Chapter 1 Between Real and Gone
The man froze, a cheap cigarette caught halfway to his lips, its ember casting a fleeting orange glow on his stubbled chin. Every nerve ending strained. The voice. It was unmistakable, a phantom melody he had haunted his own memory with for years, a voice he had both longed for and dreaded to hear again.
“I’m here,” it whispered, an utterance so fragile it was barely audible, woven into the relentless, mournful rustle of the wind through the surrounding, skeletal trees.
His heart, a frantic, trapped thing in his chest, hammered against his ribs. The forgotten cigarette tumbled to the dirt. “Pavitra? Is that you?” he croaked, the name a raw, desperate prayer torn from his throat.
No response. Silence, thick and absolute, immediately swallowed the whispered name, making him question the sanity of his own ears. He pushed himself to his feet, his gaze sweeping the decay of the abandoned house. Memories, vibrant and agonizing, of their shared childhood here, flooded his mind. He saw the spectral image of them laughing, their small bodies launching themselves from the rickety wooden swing—the very one that still stood, a dark silhouette, creaking softly in the indifferent wind, a lonely metronome marking the passage of years.
“Pavitra, please,” he begged, the formality of the name giving way to a primal, broken plea. Tears, hot and blinding, finally breached the dam, tracing tracks through the grime on his face. “I’m so sorry. If you’re here, give me a sign.”
He waited, suspended in a terrible, eternal moment. The seconds didn't pass; they stretched, elastic and agonizing, into what felt like hours. Just as the crushing weight of reality—the finality of giving up—began to settle, he felt it. A soft, undeniable pressure on his shoulder, fleeting as a breath, gentle as a final caress.

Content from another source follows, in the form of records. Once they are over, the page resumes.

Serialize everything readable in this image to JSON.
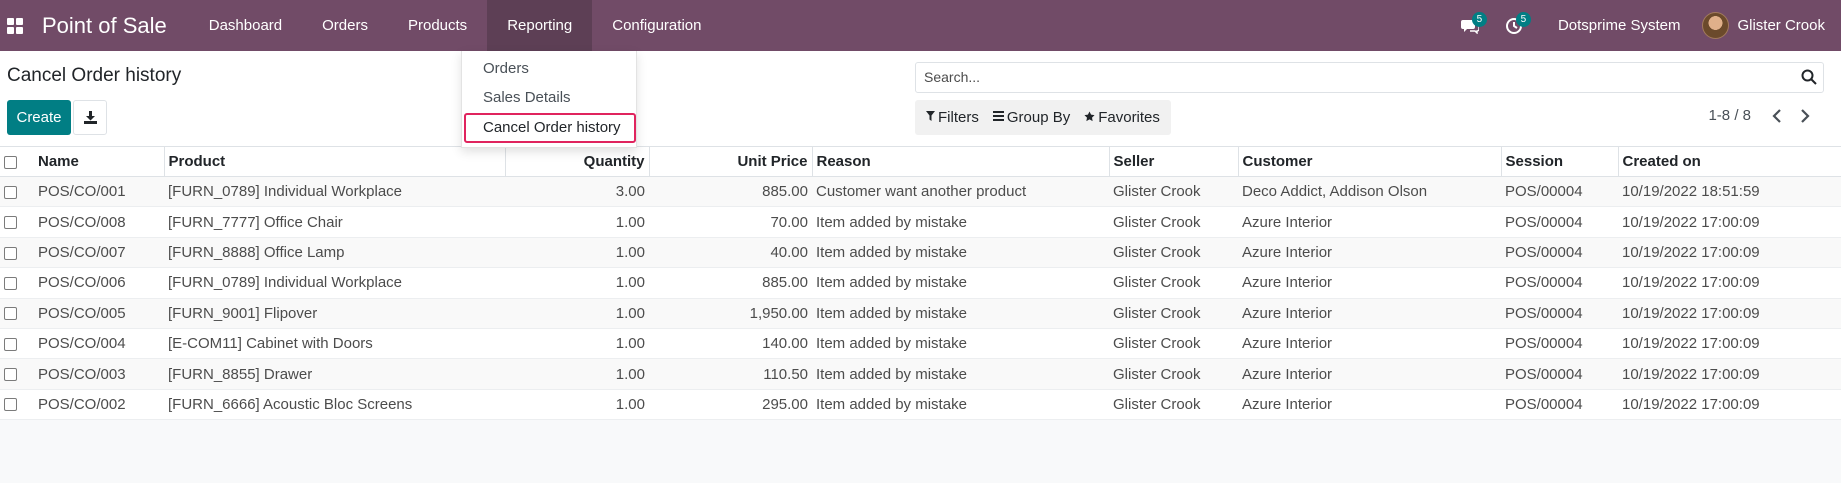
{
  "navbar": {
    "brand": "Point of Sale",
    "menu": [
      "Dashboard",
      "Orders",
      "Products",
      "Reporting",
      "Configuration"
    ],
    "messages_count": "5",
    "activities_count": "5",
    "company": "Dotsprime System",
    "user": "Glister Crook",
    "bg_color": "#714b67"
  },
  "reporting_menu": {
    "items": [
      "Orders",
      "Sales Details",
      "Cancel Order history"
    ]
  },
  "control_panel": {
    "title": "Cancel Order history",
    "create_label": "Create",
    "search_placeholder": "Search...",
    "filters_label": "Filters",
    "group_by_label": "Group By",
    "favorites_label": "Favorites",
    "pager": "1-8 / 8"
  },
  "table": {
    "columns": [
      "Name",
      "Product",
      "Quantity",
      "Unit Price",
      "Reason",
      "Seller",
      "Customer",
      "Session",
      "Created on"
    ],
    "rows": [
      [
        "POS/CO/001",
        "[FURN_0789] Individual Workplace",
        "3.00",
        "885.00",
        "Customer want another product",
        "Glister Crook",
        "Deco Addict, Addison Olson",
        "POS/00004",
        "10/19/2022 18:51:59"
      ],
      [
        "POS/CO/008",
        "[FURN_7777] Office Chair",
        "1.00",
        "70.00",
        "Item added by mistake",
        "Glister Crook",
        "Azure Interior",
        "POS/00004",
        "10/19/2022 17:00:09"
      ],
      [
        "POS/CO/007",
        "[FURN_8888] Office Lamp",
        "1.00",
        "40.00",
        "Item added by mistake",
        "Glister Crook",
        "Azure Interior",
        "POS/00004",
        "10/19/2022 17:00:09"
      ],
      [
        "POS/CO/006",
        "[FURN_0789] Individual Workplace",
        "1.00",
        "885.00",
        "Item added by mistake",
        "Glister Crook",
        "Azure Interior",
        "POS/00004",
        "10/19/2022 17:00:09"
      ],
      [
        "POS/CO/005",
        "[FURN_9001] Flipover",
        "1.00",
        "1,950.00",
        "Item added by mistake",
        "Glister Crook",
        "Azure Interior",
        "POS/00004",
        "10/19/2022 17:00:09"
      ],
      [
        "POS/CO/004",
        "[E-COM11] Cabinet with Doors",
        "1.00",
        "140.00",
        "Item added by mistake",
        "Glister Crook",
        "Azure Interior",
        "POS/00004",
        "10/19/2022 17:00:09"
      ],
      [
        "POS/CO/003",
        "[FURN_8855] Drawer",
        "1.00",
        "110.50",
        "Item added by mistake",
        "Glister Crook",
        "Azure Interior",
        "POS/00004",
        "10/19/2022 17:00:09"
      ],
      [
        "POS/CO/002",
        "[FURN_6666] Acoustic Bloc Screens",
        "1.00",
        "295.00",
        "Item added by mistake",
        "Glister Crook",
        "Azure Interior",
        "POS/00004",
        "10/19/2022 17:00:09"
      ]
    ]
  }
}
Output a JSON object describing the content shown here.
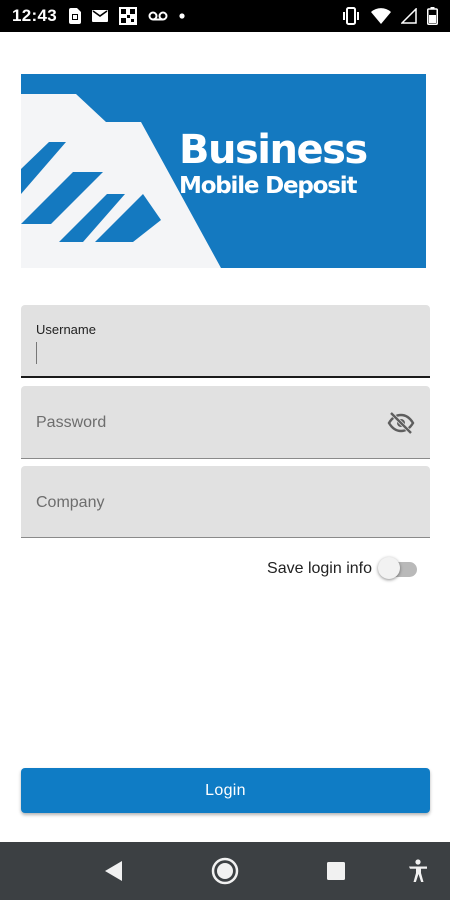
{
  "status_bar": {
    "time": "12:43",
    "left_icons": [
      "sim-card-icon",
      "mail-icon",
      "qr-icon",
      "voicemail-icon",
      "dot-icon"
    ],
    "right_icons": [
      "vibrate-icon",
      "wifi-icon",
      "signal-icon",
      "battery-icon"
    ]
  },
  "banner": {
    "title": "Business",
    "subtitle": "Mobile Deposit",
    "brand_color": "#1479c0"
  },
  "form": {
    "username": {
      "label": "Username",
      "value": ""
    },
    "password": {
      "placeholder": "Password",
      "value": "",
      "visibility_icon": "eye-off-icon"
    },
    "company": {
      "placeholder": "Company",
      "value": ""
    },
    "save_login": {
      "label": "Save login info",
      "enabled": false
    }
  },
  "login_button": {
    "label": "Login",
    "color": "#0f7cc5"
  },
  "nav_bar": {
    "buttons": [
      "back-icon",
      "home-icon",
      "recents-icon",
      "accessibility-icon"
    ]
  }
}
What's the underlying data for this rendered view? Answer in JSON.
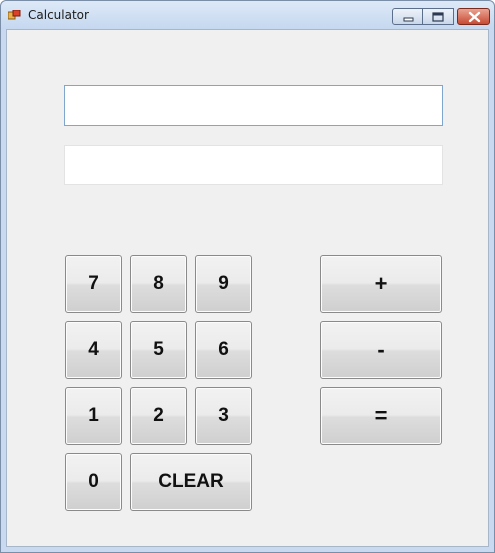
{
  "window": {
    "title": "Calculator"
  },
  "display": {
    "primary_value": "",
    "secondary_value": ""
  },
  "keypad": {
    "seven": "7",
    "eight": "8",
    "nine": "9",
    "four": "4",
    "five": "5",
    "six": "6",
    "one": "1",
    "two": "2",
    "three": "3",
    "zero": "0",
    "clear": "CLEAR"
  },
  "operators": {
    "plus": "+",
    "minus": "-",
    "equals": "="
  },
  "icons": {
    "app": "calculator-app-icon",
    "minimize": "minimize-icon",
    "maximize": "maximize-icon",
    "close": "close-icon"
  },
  "colors": {
    "close_button": "#c94a32",
    "titlebar": "#c9daf0",
    "client_bg": "#f0f0f0"
  }
}
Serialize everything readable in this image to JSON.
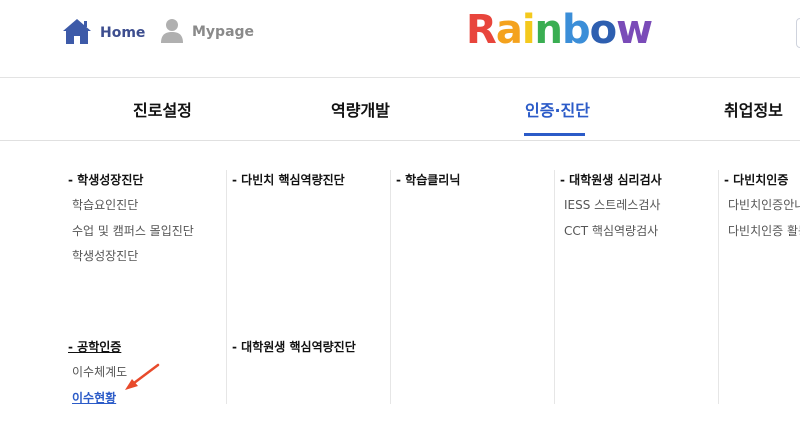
{
  "header": {
    "home_label": "Home",
    "mypage_label": "Mypage",
    "logo_letters": [
      "R",
      "a",
      "i",
      "n",
      "b",
      "o",
      "w"
    ],
    "logo_colors": [
      "#e8453c",
      "#f4a21d",
      "#f4c91d",
      "#3aae52",
      "#3b8ed8",
      "#2e5fb0",
      "#7a4bb8"
    ],
    "accent_color": "#2b5bc8"
  },
  "nav": {
    "items": [
      "진로설정",
      "역량개발",
      "인증·진단",
      "취업정보"
    ],
    "active_index": 2
  },
  "menu": {
    "col1_a": {
      "title": "- 학생성장진단",
      "items": [
        "학습요인진단",
        "수업 및 캠퍼스 몰입진단",
        "학생성장진단"
      ]
    },
    "col1_b": {
      "title": "- 공학인증",
      "items": [
        "이수체계도",
        "이수현황"
      ],
      "active_item": "이수현황"
    },
    "col2_a": {
      "title": "- 다빈치 핵심역량진단"
    },
    "col2_b": {
      "title": "- 대학원생 핵심역량진단"
    },
    "col3_a": {
      "title": "- 학습클리닉"
    },
    "col4_a": {
      "title": "- 대학원생 심리검사",
      "items": [
        "IESS 스트레스검사",
        "CCT 핵심역량검사"
      ]
    },
    "col5_a": {
      "title": "- 다빈치인증",
      "items": [
        "다빈치인증안내",
        "다빈치인증 활동"
      ]
    }
  },
  "annotation": {
    "arrow_color": "#e84a2b"
  }
}
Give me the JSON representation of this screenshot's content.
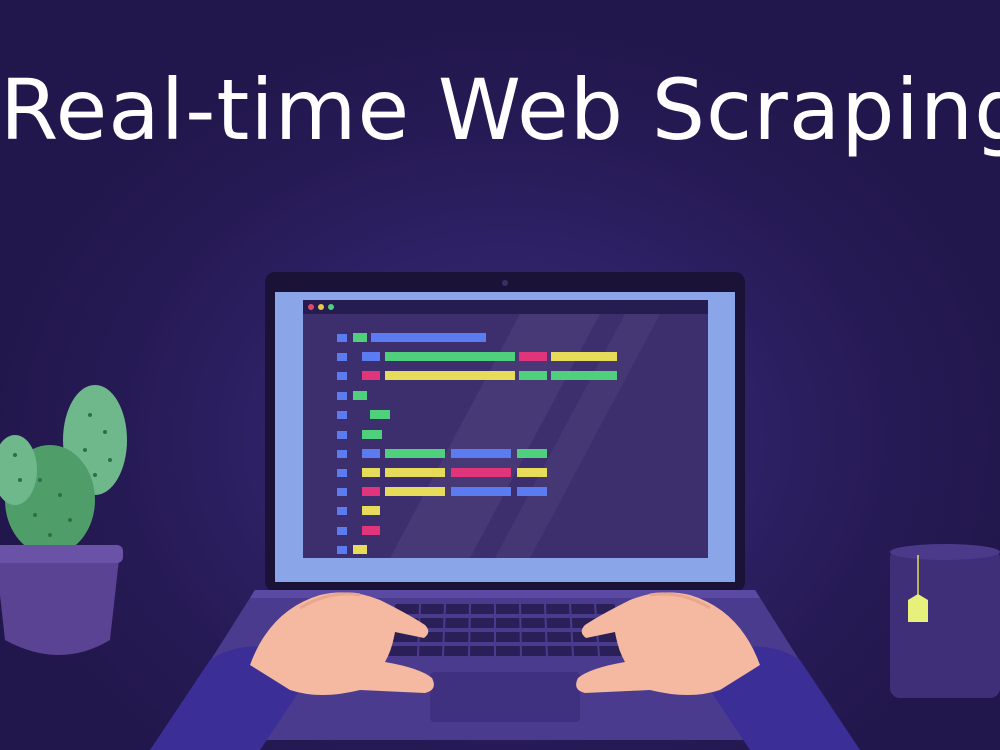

He spun around, fast, fueled by adrenaline and hope. Nothing. No one. The space behind him was empty, yet a strange, profound warmth blossomed in his chest, radiating outward, chasing the bitter cold from his bones. It was a sense of peace, a quiet benediction he hadn't known since the day she vanished.
In that singular, haunted moment, the truth settled within him: Pavitra might be physically gone, dissolved into the past, but her spirit lingered, an omnipresent guardian watching over his broken life. He bowed his head, whispering his vow to the empty air, “I’ll never forget you, Pavitra. I promise.”
The solemn moment shattered.
Three sharp, insistent knocks hammered on the heavy, front door of the dilapidated house.
He flinched, the sound an unwelcome, violent intrusion into his sacred grief. He moved cautiously, his hand instinctively brushing the empty spot at his waist, a habit born of a dangerous former life. He pulled open the door—slowly, barely a crack—but found no one.
The porch was empty.
Yet, directly in front of the threshold, sat a plain, unadorned cardboard box. It was a stark contrast to the decaying wood and wild overgrowth. He stopped. A slow, chilling smile—not of joy, but of cold, relentless satisfaction—crept across his lips.
“It finally arrived,” he murmured, the grief gone, replaced by a steely, professional resolve.
He scanned the immediate vicinity—the street, the shadows of the trees—before quickly peeling the box up and shutting the heavy door, the lock clicking home with a definitive, metallic snick.
With the door secured, he tore open the cardboard. The first thing he found was a crisp, business-like note, void of personality: "Thanks for purchasing our product. Your patronage is appreciated." He crumpled the generic sentiment and cast it aside.
Then, he saw it. Nestled securely within the foam cutouts was the sleek, dark profile of an M&P 2.0 handgun. The precision-engineered cold steel gleamed under the single, weak overhead bulb. A look of fierce, unadulterated happiness transformed his face. The relic of his past was now a tool for his future.
He placed the weapon carefully on a nearby table, loaded the magazine with expert, practiced ease, and then turned. His eyes locked onto a cork board that dominated the far wall. It was a chaotic map of obsession—memos, faded photographs, redacted documents, and crisscrossing lines of red string connected faces and dates.
He traced a line with a hardened finger, pausing at a grainy photo marked with a crude, black 'X' over the eyes. He had already marked out two.
"Finally," he declared, his voice hard as stone, the last trace of Pavitra's gentle spirit banished by the promise of vengeance. "The time has come to hunt down the third person."